I would love for my daughters to experience the adventure of living on their own before marriage and after living at home! I want them to have the confidence that they can make it in the world on their own. What a wonderful post! It was very thought-provoking.
That is a really good one, Aimee! That is one I should add to my list. I lived on my own between home and marriage, and I wouldn’t trade that time for anything! Thanks for sharing!!

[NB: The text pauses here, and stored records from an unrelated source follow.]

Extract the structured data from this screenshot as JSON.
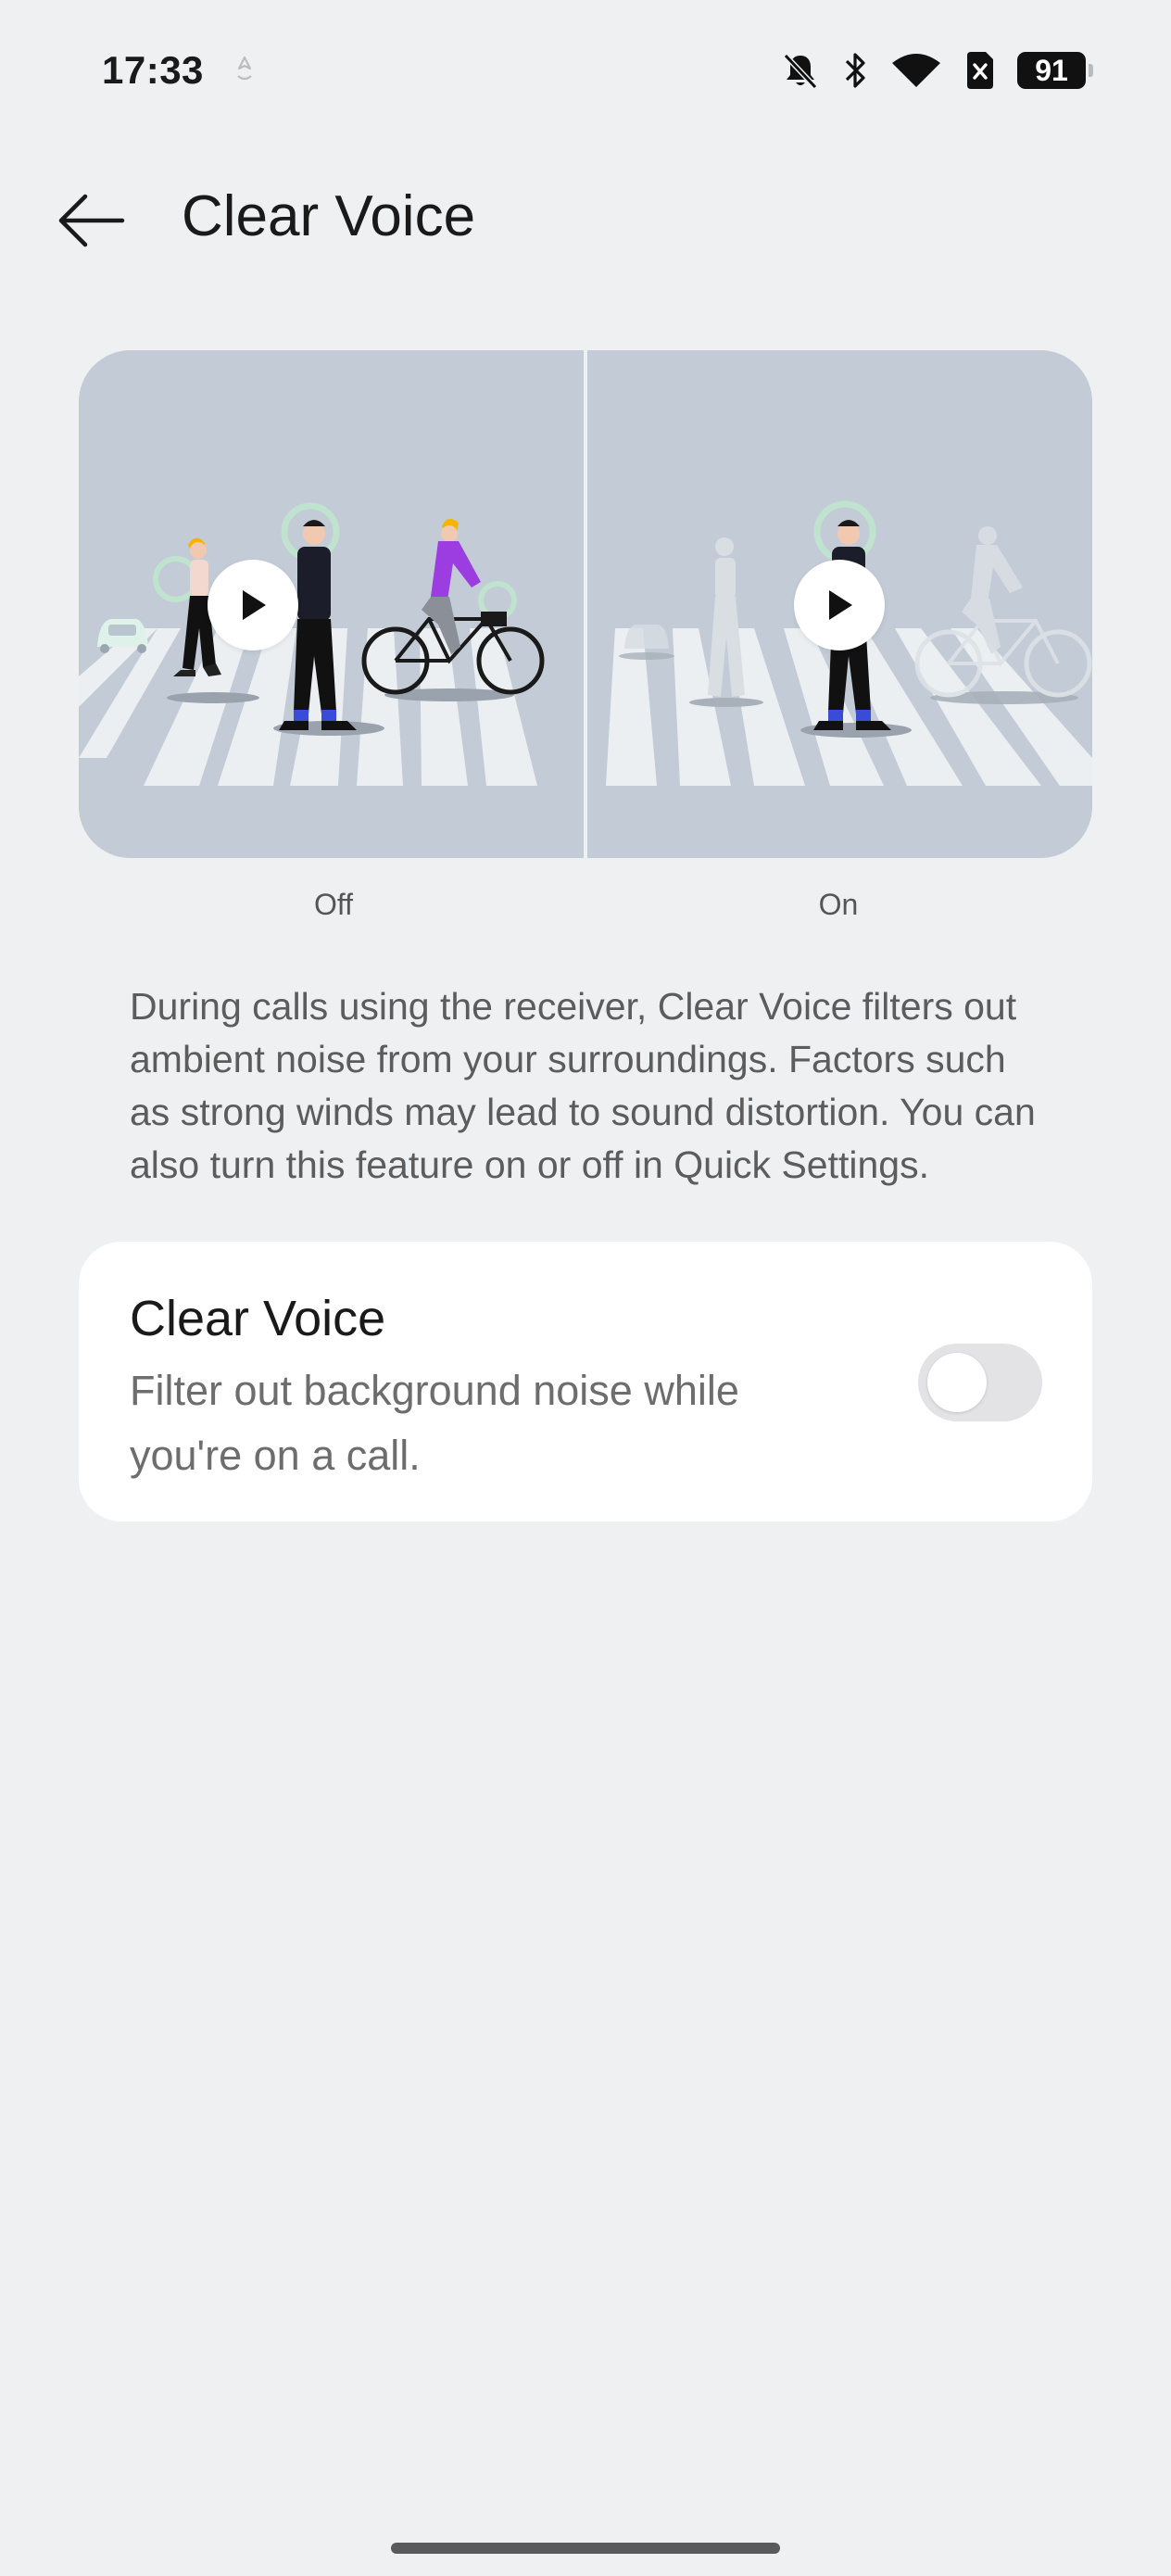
{
  "status_bar": {
    "time": "17:33",
    "battery_level": "91",
    "icons": [
      "location-icon",
      "silent-icon",
      "bluetooth-icon",
      "wifi-icon",
      "no-sim-icon",
      "battery-icon"
    ]
  },
  "header": {
    "title": "Clear Voice",
    "back_icon": "arrow-left-icon"
  },
  "illustration": {
    "off_caption": "Off",
    "on_caption": "On",
    "play_icon": "play-icon"
  },
  "description": "During calls using the receiver, Clear Voice filters out ambient noise from your surroundings. Factors such as strong winds may lead to sound distortion. You can also turn this feature on or off in Quick Settings.",
  "setting": {
    "title": "Clear Voice",
    "subtitle": "Filter out background noise while you're on a call.",
    "enabled": false
  },
  "colors": {
    "background": "#eff0f2",
    "card": "#ffffff",
    "illustration_bg": "#c3ccd6",
    "toggle_off": "#e3e3e5",
    "accent_purple": "#9b3de0",
    "accent_yellow": "#f5b400",
    "accent_blue": "#3a4bd8"
  }
}
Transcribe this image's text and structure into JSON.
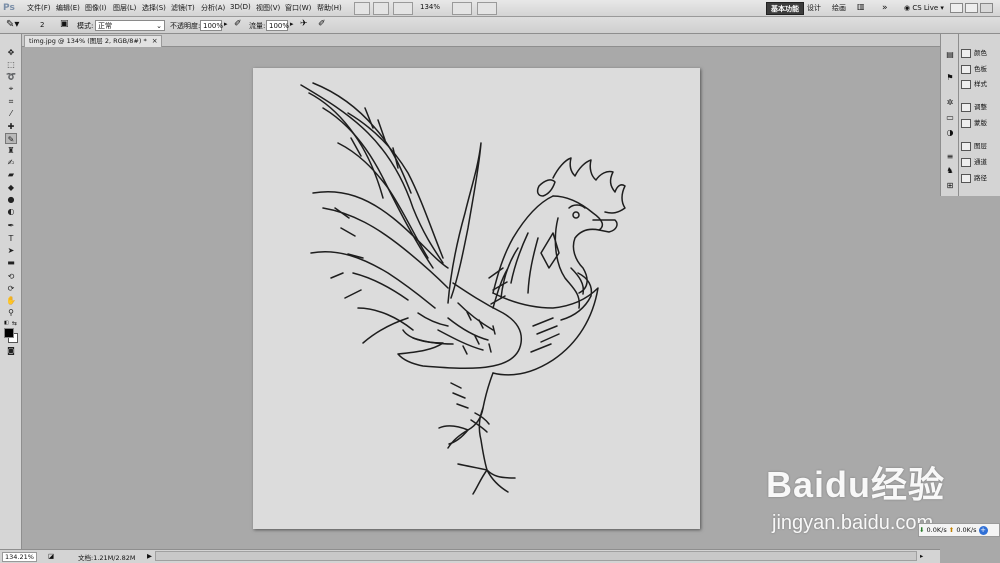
{
  "app": {
    "logo": "Ps"
  },
  "menus": [
    "文件(F)",
    "编辑(E)",
    "图像(I)",
    "图层(L)",
    "选择(S)",
    "滤镜(T)",
    "分析(A)",
    "3D(D)",
    "视图(V)",
    "窗口(W)",
    "帮助(H)"
  ],
  "menubar": {
    "zoom": "134%",
    "cs_live": "CS Live"
  },
  "workspaces": [
    "基本功能",
    "设计",
    "绘画"
  ],
  "options": {
    "brush_size": "2",
    "mode_label": "模式:",
    "mode_value": "正常",
    "opacity_label": "不透明度:",
    "opacity_value": "100%",
    "flow_label": "流量:",
    "flow_value": "100%"
  },
  "document": {
    "tab_title": "timg.jpg @ 134% (图层 2, RGB/8#) *",
    "close": "×"
  },
  "status": {
    "zoom": "134.21%",
    "doc_info": "文档:1.21M/2.82M"
  },
  "panels": [
    "颜色",
    "色板",
    "样式",
    "调整",
    "蒙版",
    "图层",
    "通道",
    "路径"
  ],
  "network": {
    "down": "0.0K/s",
    "up": "0.0K/s"
  },
  "watermark": {
    "brand": "Baidu经验",
    "url": "jingyan.baidu.com"
  },
  "colors": {
    "accent_dark": "#3c3c3c",
    "canvas_bg": "#a9a9a9",
    "image_bg": "#dcdcdc"
  }
}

I hate it when people say “boys are this” or “girls are that.” Kids are kids and every kid is different! My daughter is fearless and would quite happily bungie-jump off the Emperor State Building, while my son would be hesitant to visit the observation deck.
I want to raise my children to be fearless, and to be smart about being fearless. (I tell them the #1 rule of having adventures is to never get into situations they can’t get out of.) I want them to travel widely; live in another country; study their passion at university; fall in love; make a garden; learn to appreciate hard work. I want them to treat life itself as an adventure.
(However, I have to say that I have ishews with Belle. Stockholm Syndrome much?)
I love these adventures, Becca! Thanks for sharing! And the whole tip about not getting into situations they can’t get out of?! GENIUS!!
These would be such great opportunities for your girls! We’re planning to have a butterfly garden in the spring as part of our preschool at home curriculum. If you haven’t read Butterfly House by Eve Bunting to them, you definitely should!
My girls LOVE their garden so much! I hope your kids will love yours!I haven’t heard of that book, but I’m looking it up now!
I want my boys to experience a mixture of adventure and boredom. I think it takes both to be well rounded. 😀
I love the pictures of your kids.
I love that! Yes, boredom produces imagination!!
I want my girls to experience adventures of serving others. Visiting a foreign country as you mentioned on a missions trip would be great. If they never have the opportunity, though, I want them to have experiences in serving in places like nursing homes and church projects. Far too many kids grow up thinking the world revolves around them, their happiness and comfort when true joy comes from putting others first.